On Thu, 25 Jan 2018, Joel Wirāmu Pauling wrote:

Kia Ora (Hi in Māori).

Today I delivered my talk on 10Gbit(+) in the home at Linuxconf
Australasia. Some specific shout outs to those on the list who helped form
some of the content and especially for the continued efforts with FLENT
which I have been making extensive use of both professionally and privately.

Hopefully this is of some interest and use to people on the list.

https://github.com/aenertia/lca2018-talk/tree/talk

Great presentation, thanks.

Some feedback. I have been told MOCA is widely used in USA, and this is in-house coax cabling used for providing IP based services in multiple rooms.

http://www.instructables.com/id/How-to-set-up-a-coax-MoCA-network/

Now, this doesn't have much to do with your 10GE talk as it's not going to be that fast, but anyway. So back to > 1GE speeds.

It seems to me that 1GE is good enough for a lot of user needs. It's over 100 megabyte/s, most HDDs won't even transfer faster than this. Most devices do not have anything faster than 1GE, so it's a chicken and egg problem. I have a 100EUR fanless managable 24 port switch with 4 SFP ports. I imagine anything faster than this would require fans and would bring up the cost a lot.

It would be ideal to have a 24 port 1GE + 4 (or 8) ports of 1/2.5/5/10GE for incremental migration, but I have 0 things in my home that speaks anything faster than 1GBASE-T (with RJ45 connector).

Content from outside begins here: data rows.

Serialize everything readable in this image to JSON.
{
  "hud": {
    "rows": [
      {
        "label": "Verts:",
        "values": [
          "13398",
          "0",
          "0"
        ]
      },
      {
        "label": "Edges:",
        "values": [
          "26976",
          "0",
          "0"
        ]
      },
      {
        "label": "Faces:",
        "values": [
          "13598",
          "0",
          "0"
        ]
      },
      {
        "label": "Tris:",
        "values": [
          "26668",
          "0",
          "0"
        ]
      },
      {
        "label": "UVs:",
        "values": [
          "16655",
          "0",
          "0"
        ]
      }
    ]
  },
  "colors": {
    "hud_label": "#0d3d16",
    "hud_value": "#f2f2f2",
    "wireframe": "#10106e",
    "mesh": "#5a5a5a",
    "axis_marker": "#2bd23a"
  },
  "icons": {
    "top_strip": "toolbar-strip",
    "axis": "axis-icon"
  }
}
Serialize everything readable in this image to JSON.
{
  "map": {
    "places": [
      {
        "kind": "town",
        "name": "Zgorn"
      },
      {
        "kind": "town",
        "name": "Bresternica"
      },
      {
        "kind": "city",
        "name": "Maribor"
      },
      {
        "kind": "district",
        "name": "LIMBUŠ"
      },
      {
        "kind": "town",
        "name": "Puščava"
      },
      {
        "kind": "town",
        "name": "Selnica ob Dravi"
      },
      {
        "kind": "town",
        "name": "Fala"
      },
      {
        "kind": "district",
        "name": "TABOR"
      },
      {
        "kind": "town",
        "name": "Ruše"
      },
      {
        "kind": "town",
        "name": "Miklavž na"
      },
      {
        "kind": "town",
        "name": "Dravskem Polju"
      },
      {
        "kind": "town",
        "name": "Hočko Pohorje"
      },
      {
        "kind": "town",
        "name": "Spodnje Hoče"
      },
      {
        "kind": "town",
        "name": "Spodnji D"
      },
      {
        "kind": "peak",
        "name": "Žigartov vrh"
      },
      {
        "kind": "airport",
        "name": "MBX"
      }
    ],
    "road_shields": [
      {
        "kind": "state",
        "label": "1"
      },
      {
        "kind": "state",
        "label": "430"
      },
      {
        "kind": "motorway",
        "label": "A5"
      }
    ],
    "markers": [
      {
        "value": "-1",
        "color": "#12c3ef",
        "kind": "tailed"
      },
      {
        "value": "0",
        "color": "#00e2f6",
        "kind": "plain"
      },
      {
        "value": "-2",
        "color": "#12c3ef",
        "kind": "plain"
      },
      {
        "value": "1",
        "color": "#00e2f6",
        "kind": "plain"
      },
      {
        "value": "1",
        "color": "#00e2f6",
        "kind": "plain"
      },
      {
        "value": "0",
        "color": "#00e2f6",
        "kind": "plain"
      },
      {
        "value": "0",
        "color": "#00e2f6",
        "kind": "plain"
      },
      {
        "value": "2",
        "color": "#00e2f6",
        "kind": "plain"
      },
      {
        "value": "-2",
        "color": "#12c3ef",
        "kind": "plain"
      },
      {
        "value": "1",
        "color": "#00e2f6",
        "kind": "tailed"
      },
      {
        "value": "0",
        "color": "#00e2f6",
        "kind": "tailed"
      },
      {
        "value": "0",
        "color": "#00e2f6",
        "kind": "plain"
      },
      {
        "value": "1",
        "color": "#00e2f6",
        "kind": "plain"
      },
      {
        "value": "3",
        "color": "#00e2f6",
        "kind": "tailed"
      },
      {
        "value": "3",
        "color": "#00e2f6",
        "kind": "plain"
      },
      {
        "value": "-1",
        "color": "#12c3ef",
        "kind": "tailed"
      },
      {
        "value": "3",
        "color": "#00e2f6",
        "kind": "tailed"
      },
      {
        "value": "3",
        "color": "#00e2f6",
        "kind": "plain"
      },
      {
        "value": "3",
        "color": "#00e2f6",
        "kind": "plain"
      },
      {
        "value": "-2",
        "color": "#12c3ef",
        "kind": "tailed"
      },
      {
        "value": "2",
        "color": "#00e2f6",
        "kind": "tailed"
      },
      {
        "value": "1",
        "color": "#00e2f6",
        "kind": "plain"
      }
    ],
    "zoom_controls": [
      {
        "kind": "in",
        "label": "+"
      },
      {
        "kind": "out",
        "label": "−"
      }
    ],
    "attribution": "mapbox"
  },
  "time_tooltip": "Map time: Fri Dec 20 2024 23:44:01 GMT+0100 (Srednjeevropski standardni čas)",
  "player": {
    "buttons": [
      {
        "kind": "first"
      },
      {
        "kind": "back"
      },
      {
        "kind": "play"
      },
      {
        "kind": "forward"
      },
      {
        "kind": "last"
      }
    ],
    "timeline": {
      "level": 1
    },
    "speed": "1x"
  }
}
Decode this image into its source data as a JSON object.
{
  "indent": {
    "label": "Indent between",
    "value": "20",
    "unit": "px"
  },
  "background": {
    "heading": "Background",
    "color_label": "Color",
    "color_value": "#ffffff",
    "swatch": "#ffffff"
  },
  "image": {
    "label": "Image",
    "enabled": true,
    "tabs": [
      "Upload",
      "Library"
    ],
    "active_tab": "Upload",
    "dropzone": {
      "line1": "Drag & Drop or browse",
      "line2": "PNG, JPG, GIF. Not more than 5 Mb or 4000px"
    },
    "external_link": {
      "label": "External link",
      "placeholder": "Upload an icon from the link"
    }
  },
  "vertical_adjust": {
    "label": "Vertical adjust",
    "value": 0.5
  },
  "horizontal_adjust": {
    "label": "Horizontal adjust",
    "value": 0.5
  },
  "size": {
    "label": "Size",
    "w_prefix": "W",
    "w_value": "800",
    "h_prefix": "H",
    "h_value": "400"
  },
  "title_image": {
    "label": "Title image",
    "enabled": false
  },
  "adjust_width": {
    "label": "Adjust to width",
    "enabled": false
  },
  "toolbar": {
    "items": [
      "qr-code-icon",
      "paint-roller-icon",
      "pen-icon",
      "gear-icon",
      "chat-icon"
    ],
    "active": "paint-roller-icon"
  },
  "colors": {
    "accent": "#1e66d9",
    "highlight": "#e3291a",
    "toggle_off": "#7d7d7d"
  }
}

I do have SFP+ based NIC cards and DAC cables, but I don't even use them (apart from occasional testing).

The upgrade was from 100BASE-T to 1GBASE-T was fairly cheap and addressed a wide need, since 10-11 megabyte/s was slower than most HDDs even 15-20 years ago. Today, 100-110megabyte/s at 1GBASE-T speeds is actually still quite decent, and most people don't have huge amounts of data to move around. So for most people, anything faster than 1GBASE-T doesn't address a problem they actually have. Yes, for people handling 4k footage and doing video editing etc, they need faster. But most people don't. For them a 8-24 port 1GBASE-T switch is fine, and provides a networking solution that is not bottlenecking them in any significant fashion.

2.5G and 5G would be a good compromise, but it seems to be stuck in chicken/egg problem space. Most people actually don't even wire their computers today, it's all wifi, and even if they do wire them, the only NIC available is 1GBASE-T based.

The iMac Pro is the first prosumer device I have seen that actually supports faster networking. If Apple or someone else actually released a thunderbolt based NIC that was decently sized/priced that did support 2.5G or 5GBASE-T, then this chicken/egg problem could perhaps be solved. Most people don't feel the need to connect these kinds of things to their laptop:

https://www.startech.com/uk/Networking-IO/Adapter-Cards/thunderbolt-3-10-gbe-nic-chassis~BNDTB310GNDP
https://www.akitio.com/adapters/thunder2-10g-network-adapter
https://www.promise.com/Products/SANLink/SANLink2/10G-BaseT

http://www.tehutinetworks.net/?t=LV&L1=3&L2=0&L3=0&L7=157 is interesting, as this is not huge. It also does 2.5G and 5G.

https://www.anandtech.com/show/12422/akitios-thunder3-10g-adapter-now-available

300USD is still a significant chunk of money compared to the 29USD 1GBASE-T thunderbolt2 adapter that Apple sells.

But still, with these kinds of products, there might be hope!